Venter, Al. Gunship Ace: The Wars of Neall Ellis, Helicopter Pilot and MercenaryI recall some of those take-offs from the football field inside the military camp where we would land. Juba was a brilliant pilot who had spent a lot of his professional career flying chopper gunships in Angola and elsewhere. Self-taught, he’d learned to fly the Mi-17 very well indeed. He ended up teaching me a trick or two, which I applied to my work in other contract areas when we were overweight on take-off or there weren’t any decent runways or areas for take-off. He demonstrated a technique for taking off from a field the size of a football pitch that could be surrounded by high-tension wires, 20 metres high. He’d go into the hover using ground cushion and then slowly reverse back to the furthest point downwind of the field, where he’d initiate a positive move forward. He’d go on doing that to the point where we lost the ground cushion effect and translational lift and that would effectively allow the Hip to descend. At the same time, he’d pull maximum collective and would allow downward movement to the ground to continue. Together with forward speed, he would compress the oleos, which would cause the helicopter to bounce back into the air and, at the same time, pass through transition.

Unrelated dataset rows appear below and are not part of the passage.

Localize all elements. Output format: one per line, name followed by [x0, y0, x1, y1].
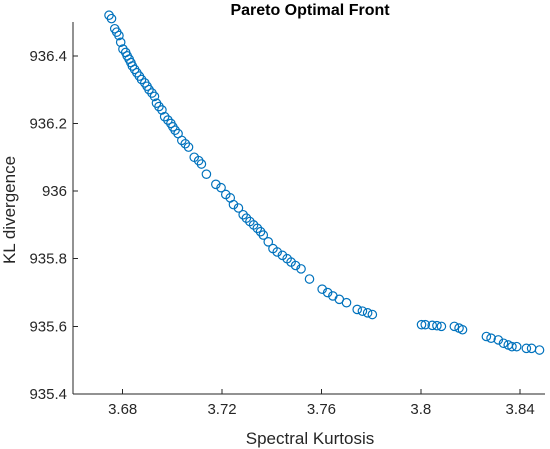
data-point [357, 306, 368, 316]
y-tick-label: 936.2 [29, 115, 67, 132]
data-point [436, 321, 447, 332]
data-point [322, 287, 333, 298]
data-point [420, 319, 431, 330]
data-point [290, 260, 301, 271]
data-point [252, 223, 263, 234]
data-point [272, 247, 283, 257]
x-axis-label: Spectral Kurtosis [246, 429, 375, 448]
data-point [481, 331, 492, 342]
data-point [233, 203, 244, 213]
data-point [304, 274, 315, 284]
ticks: 3.68 3.72 3.76 3.8 3.84 935.4 935.6 935.8 936 936… [29, 48, 534, 418]
y-tick-label: 936.4 [29, 48, 67, 65]
axes [72, 22, 545, 395]
data-point [498, 338, 509, 349]
data-point [201, 169, 212, 179]
y-tick-label: 935.6 [29, 318, 67, 335]
data-point [183, 142, 194, 152]
data-point [341, 297, 352, 308]
data-point [144, 84, 154, 95]
y-axis-label: KL divergence [0, 156, 19, 264]
data-point [115, 37, 126, 48]
data-point [427, 320, 438, 331]
data-point [258, 230, 269, 240]
data-point [362, 308, 373, 318]
x-tick-label: 3.68 [108, 401, 137, 418]
data-point [432, 320, 442, 331]
y-tick-label: 935.8 [29, 251, 67, 268]
data-point [154, 101, 164, 112]
data-point [193, 155, 204, 166]
data-point [216, 182, 226, 193]
data-point [118, 44, 128, 54]
data-point [163, 115, 173, 125]
data-point [241, 213, 252, 223]
data-point [449, 321, 460, 332]
chart-title: Pareto Optimal Front [230, 2, 390, 19]
x-tick-label: 3.8 [410, 401, 431, 418]
data-point [149, 91, 160, 102]
data-point [521, 343, 532, 354]
data-point [255, 226, 266, 237]
data-point [136, 74, 147, 85]
data-point [211, 179, 221, 190]
data-point [238, 209, 248, 220]
data-point [507, 341, 517, 352]
data-point [159, 111, 170, 122]
data-point [114, 30, 124, 41]
data-point [457, 324, 468, 335]
data-point [106, 13, 117, 24]
y-tick-label: 935.4 [29, 386, 67, 403]
x-tick-label: 3.84 [506, 401, 535, 418]
data-point [352, 304, 362, 315]
data-point [534, 345, 545, 355]
data-point [157, 105, 167, 115]
data-point [170, 125, 180, 136]
data-point [416, 319, 427, 330]
x-tick-label: 3.72 [207, 401, 236, 418]
data-point [367, 309, 378, 320]
data-point [493, 335, 504, 345]
x-tick-label: 3.76 [307, 401, 336, 418]
data-point [228, 199, 239, 210]
data-point [177, 135, 187, 146]
data-point [263, 237, 274, 247]
data-point [296, 264, 306, 274]
data-point [196, 159, 207, 169]
data-points [104, 10, 545, 355]
data-point [317, 284, 327, 294]
data-point [511, 341, 522, 352]
y-tick-label: 936 [42, 183, 67, 200]
data-point [180, 138, 191, 149]
data-point [486, 333, 496, 343]
data-point [526, 343, 537, 354]
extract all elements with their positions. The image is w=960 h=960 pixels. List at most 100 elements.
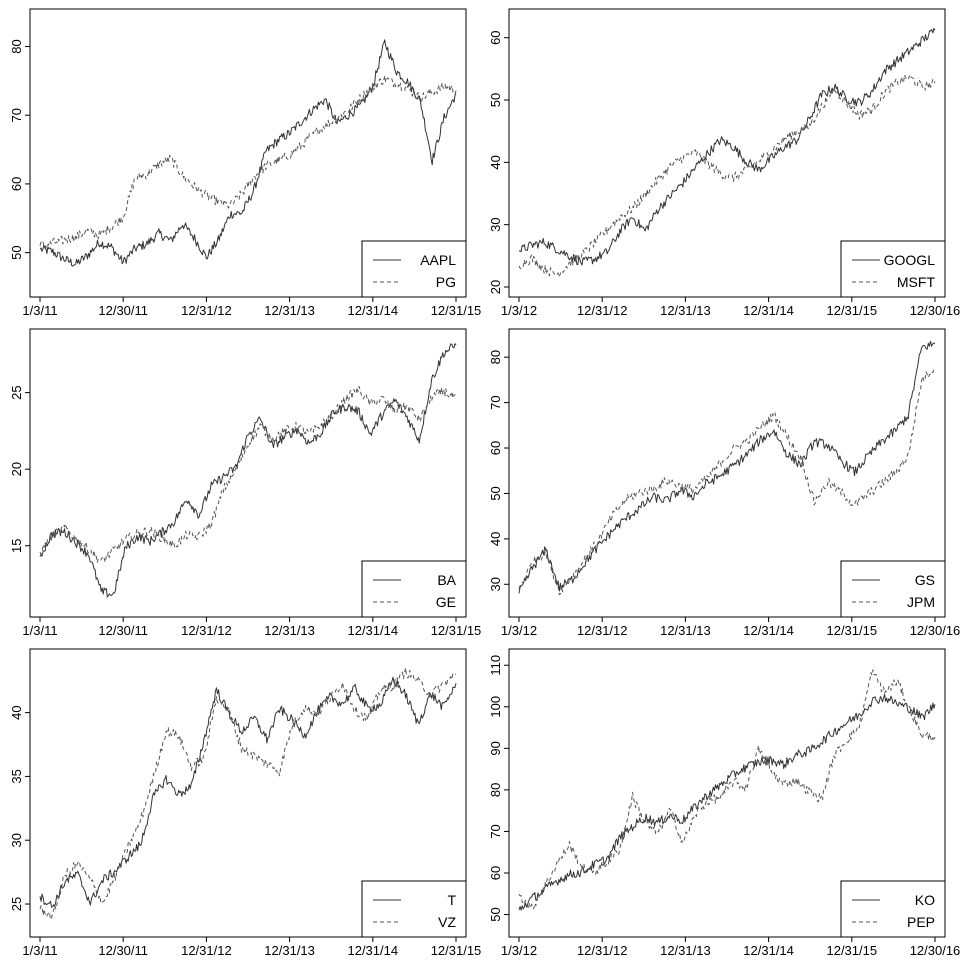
chart-panel-5: 1/3/11 12/30/11 12/31/12 12/31/13 12/31/14 12… xyxy=(9,648,482,958)
series-line-t xyxy=(39,676,457,908)
chart-panel-6: 1/3/12 12/31/12 12/31/13 12/31/14 12/31/15 12… xyxy=(488,648,960,958)
x-tick-label: 12/31/13 xyxy=(660,303,711,318)
x-tick-label: 12/31/13 xyxy=(660,623,711,638)
series-line-vz xyxy=(39,667,457,920)
legend: KO PEP xyxy=(840,880,946,938)
x-tick-label: 12/30/11 xyxy=(98,623,148,638)
x-tick-label: 12/31/14 xyxy=(347,943,398,958)
y-tick-label: 110 xyxy=(488,655,503,676)
series-line-jpm xyxy=(518,366,936,596)
legend-label: GE xyxy=(436,594,456,610)
x-tick-label: 1/3/12 xyxy=(501,623,537,638)
plot-frame xyxy=(29,648,467,938)
legend-label: GOOGL xyxy=(884,252,936,268)
series-line-ge xyxy=(39,385,457,564)
x-tick-label: 1/3/11 xyxy=(22,303,57,318)
series-line-gs xyxy=(518,340,936,594)
plot-frame xyxy=(508,8,946,298)
legend-label: AAPL xyxy=(420,252,456,268)
legend-box xyxy=(840,880,946,938)
legend: GOOGL MSFT xyxy=(840,240,946,298)
plot-frame xyxy=(508,328,946,618)
series-line-ko xyxy=(518,693,936,911)
legend-box xyxy=(840,240,946,298)
x-tick-label: 12/31/15 xyxy=(826,623,877,638)
legend-label: KO xyxy=(915,892,935,908)
y-tick-label: 15 xyxy=(9,539,24,553)
chart-panel-4: 1/3/12 12/31/12 12/31/13 12/31/14 12/31/15 12… xyxy=(488,328,960,638)
y-tick-label: 40 xyxy=(488,532,503,546)
x-tick-label: 12/31/12 xyxy=(181,303,232,318)
x-tick-label: 12/31/13 xyxy=(264,303,315,318)
chart-panel-1: 1/3/11 12/30/11 12/31/12 12/31/13 12/31/14 12… xyxy=(9,8,482,318)
y-tick-label: 80 xyxy=(488,783,503,797)
y-tick-label: 60 xyxy=(488,441,503,455)
legend-label: MSFT xyxy=(897,274,936,290)
series-line-googl xyxy=(518,27,936,266)
x-tick-label: 12/31/14 xyxy=(347,303,398,318)
y-tick-label: 50 xyxy=(9,245,24,259)
y-tick-label: 35 xyxy=(9,769,24,783)
y-tick-label: 30 xyxy=(488,577,503,591)
y-tick-label: 80 xyxy=(488,350,503,364)
y-tick-label: 40 xyxy=(9,705,24,719)
legend: GS JPM xyxy=(840,560,946,618)
x-tick-label: 12/31/15 xyxy=(826,943,877,958)
y-tick-label: 100 xyxy=(488,696,503,718)
x-tick-label: 1/3/12 xyxy=(501,303,537,318)
y-tick-label: 20 xyxy=(9,462,24,476)
y-tick-label: 70 xyxy=(488,824,503,838)
legend-box xyxy=(361,880,467,938)
y-tick-label: 70 xyxy=(9,108,24,122)
y-tick-label: 50 xyxy=(488,486,503,500)
x-tick-label: 12/31/13 xyxy=(264,623,315,638)
x-tick-label: 12/31/12 xyxy=(577,623,628,638)
x-tick-label: 1/3/11 xyxy=(22,623,57,638)
y-tick-label: 40 xyxy=(488,155,503,169)
x-tick-label: 12/31/15 xyxy=(431,943,482,958)
x-tick-label: 12/31/15 xyxy=(431,623,482,638)
legend: T VZ xyxy=(361,880,467,938)
chart-panel-2: 1/3/12 12/31/12 12/31/13 12/31/14 12/31/15 12… xyxy=(488,8,960,318)
x-tick-label: 12/31/13 xyxy=(660,943,711,958)
plot-frame xyxy=(29,328,467,618)
legend: AAPL PG xyxy=(361,240,467,298)
x-tick-label: 12/31/12 xyxy=(181,943,232,958)
y-tick-label: 60 xyxy=(488,30,503,44)
chart-panel-3: 1/3/11 12/30/11 12/31/12 12/31/13 12/31/14 12… xyxy=(9,328,482,638)
y-tick-label: 90 xyxy=(488,741,503,755)
x-tick-label: 1/3/12 xyxy=(501,943,537,958)
x-tick-label: 12/31/14 xyxy=(347,623,398,638)
y-tick-label: 50 xyxy=(488,93,503,107)
x-tick-label: 12/31/12 xyxy=(181,623,232,638)
legend-label: JPM xyxy=(907,594,935,610)
x-tick-label: 12/31/14 xyxy=(743,623,794,638)
x-tick-label: 12/31/15 xyxy=(826,303,877,318)
y-tick-label: 60 xyxy=(488,866,503,880)
y-tick-label: 80 xyxy=(9,39,24,53)
y-tick-label: 50 xyxy=(488,907,503,921)
legend-label: VZ xyxy=(438,914,456,930)
series-line-pg xyxy=(39,75,457,249)
x-tick-label: 12/31/13 xyxy=(264,943,315,958)
x-tick-label: 12/31/15 xyxy=(431,303,482,318)
x-tick-label: 12/31/14 xyxy=(743,943,794,958)
legend-label: T xyxy=(447,892,456,908)
series-line-aapl xyxy=(39,39,457,267)
legend: BA GE xyxy=(361,560,467,618)
y-tick-label: 20 xyxy=(488,280,503,294)
x-tick-label: 12/30/11 xyxy=(98,303,148,318)
y-tick-label: 30 xyxy=(488,217,503,231)
x-tick-label: 1/3/11 xyxy=(22,943,57,958)
legend-label: GS xyxy=(915,572,935,588)
plot-frame xyxy=(508,648,946,938)
legend-label: BA xyxy=(437,572,456,588)
plot-frame xyxy=(29,8,467,298)
legend-box xyxy=(361,240,467,298)
y-tick-label: 25 xyxy=(9,897,24,911)
legend-label: PG xyxy=(436,274,456,290)
x-tick-label: 12/30/11 xyxy=(98,943,148,958)
series-line-msft xyxy=(518,74,936,278)
x-tick-label: 12/31/12 xyxy=(577,303,628,318)
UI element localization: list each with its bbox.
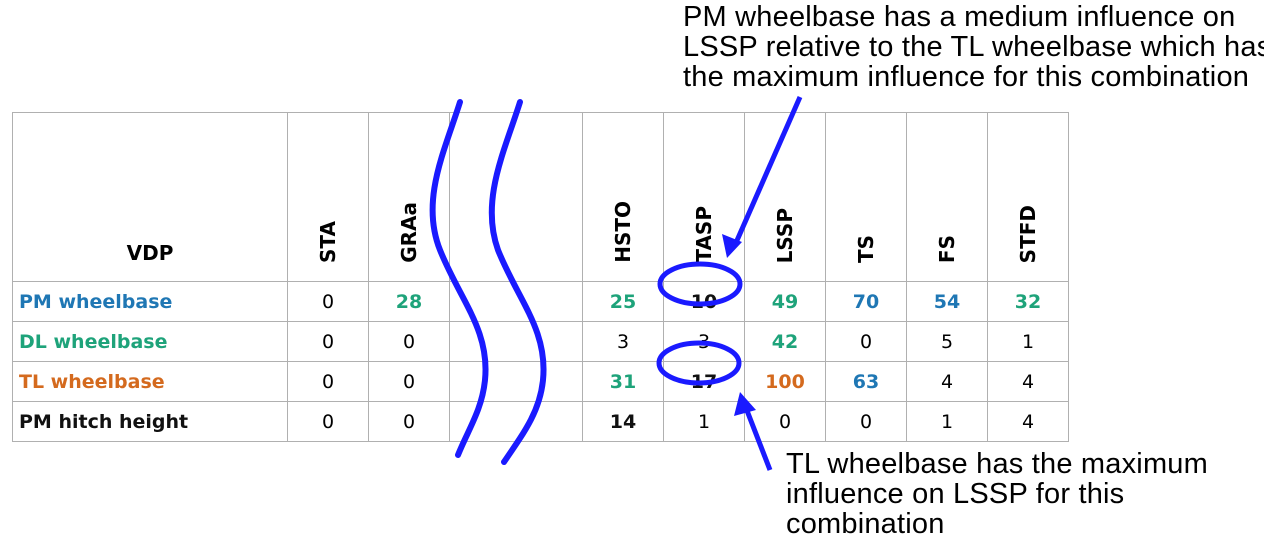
table-cell: 0 — [825, 321, 907, 362]
table-cell: 0 — [744, 401, 826, 442]
table-cell: 4 — [987, 401, 1069, 442]
table-cell: 32 — [987, 281, 1069, 322]
table-cell: 0 — [368, 321, 450, 362]
gap-cell — [449, 361, 583, 402]
table-cell: 0 — [287, 361, 369, 402]
table-cell: 63 — [825, 361, 907, 402]
column-header-fs: FS — [906, 112, 988, 282]
table-cell: 42 — [744, 321, 826, 362]
row-label: DL wheelbase — [12, 321, 288, 362]
arrow-bottom-head — [734, 392, 756, 416]
arrow-top-line — [732, 95, 803, 247]
column-header-graa: GRAa — [368, 112, 450, 282]
column-header-vdp: VDP — [12, 112, 288, 282]
column-header-hsto: HSTO — [582, 112, 664, 282]
table-cell: 49 — [744, 281, 826, 322]
table-cell: 0 — [368, 361, 450, 402]
table-cell: 1 — [663, 401, 745, 442]
table-cell: 0 — [825, 401, 907, 442]
arrow-bottom-line — [743, 407, 773, 471]
break-curve-left — [429, 99, 489, 458]
table-cell: 54 — [906, 281, 988, 322]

The helicopter would accelerate while climbing out of the LZ and clear the wires. It was all very hairy the first couple of times, because once committed nothing would prevent the chopper from striking any of the obstacles if all that didn’t succeed. However, once mastered, the technique was sometimes the only way to clear confined areas safely, albeit with a small margin, without sacrificing load. We never considered the possibility of an engine cut during the take-off—after all, we were supposed to be immortal.
Is this credible?
Mr Joubert looks like he might a coax a boulder into flight by sheer will alone mind you.
I leave it to wiser and far more experienced heads to tell me about techniques that they have used that won't be found in any tyro's flying manual.